Collective eXplainable AI: Explaining Cooperative Strategies and Agent Contribution in Multiagent Reinforcement Learning with Shapley Values
This work addresses the need for interpretability in multiagent RL, which is crucial for critical applications, though it is incremental as it adapts existing XAI techniques to a new context.
The study tackled the problem of explaining cooperative strategies in multiagent reinforcement learning by proposing a novel approach using Shapley values, with experimental results showing success in estimating agent contributions in Multiagent Particle and Sequential Social Dilemmas environments.

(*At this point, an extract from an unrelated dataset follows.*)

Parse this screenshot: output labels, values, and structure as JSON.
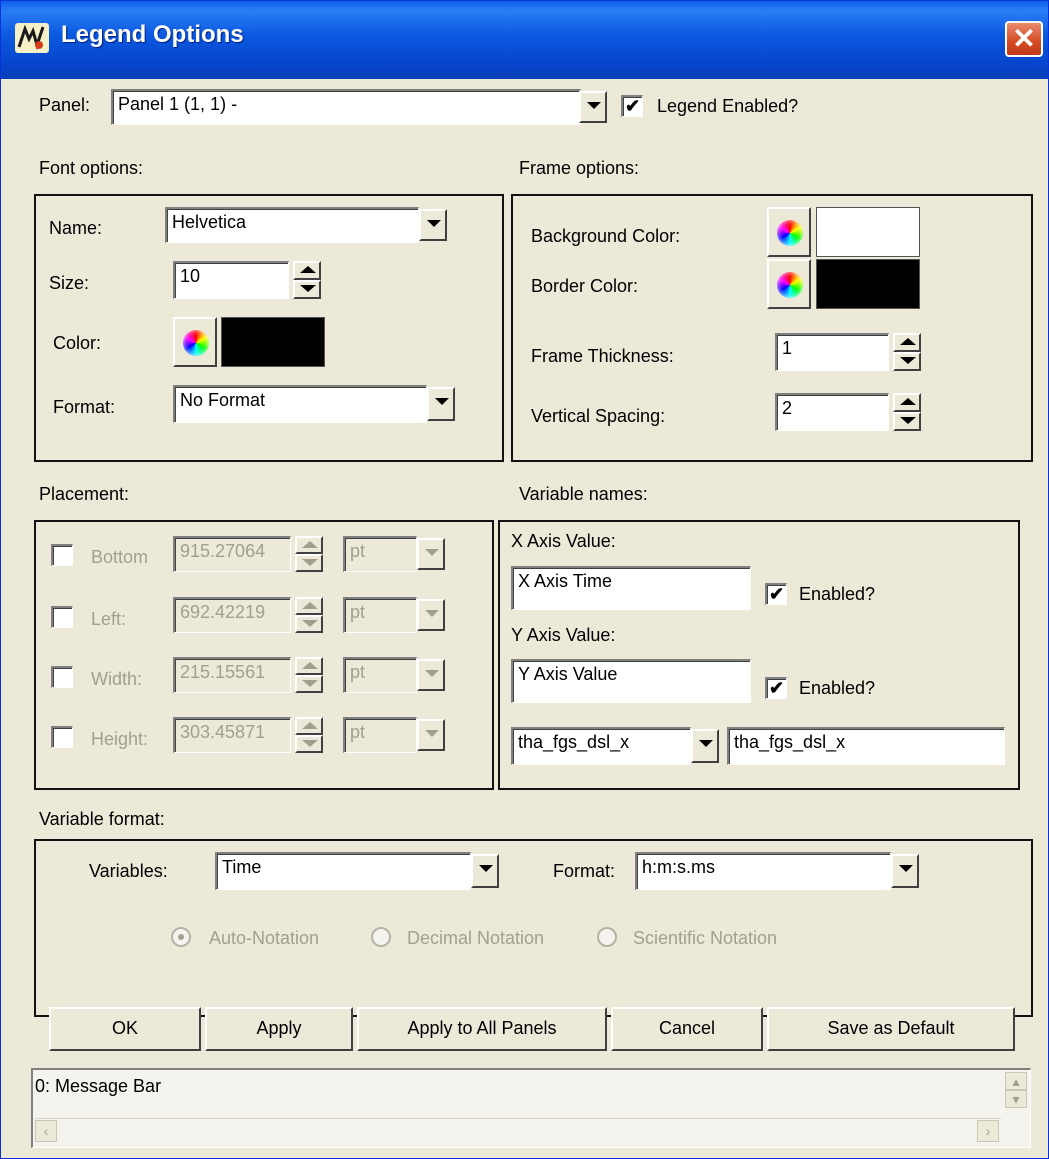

While Explainable Artificial Intelligence (XAI) is increasingly expanding more areas of application, little has been applied to make deep Reinforcement Learning (RL) more comprehensible. As RL becomes ubiquitous and used in critical and general public applications, it is essential to develop methods that make it better understood and more interpretable. This study proposes a novel approach to explain cooperative strategies in multiagent RL using Shapley values, a game theory concept used in XAI that successfully explains the rationale behind decisions taken by Machine Learning algorithms. Through testing common assumptions of this technique in two cooperation-centered socially challenging multi-agent environments environments, this article argues that Shapley values are a pertinent way to evaluate the contribution of players in a cooperative multi-agent RL context. To palliate the high overhead of this method, Shapley values are approximated using Monte Carlo sampling. Experimental results on Multiagent Particle and Sequential Social Dilemmas show that Shapley values succeed at estimating the contribution of each agent. These results could have implications that go beyond games in economics, (e.g., for non-discriminatory decision making, ethical and responsible AI-derived decisions or policy making under fairness constraints). They also expose how Shapley values only give general explanations about a model and cannot explain a single run, episode nor justify precise actions taken by agents. Future work should focus on addressing these critical aspects.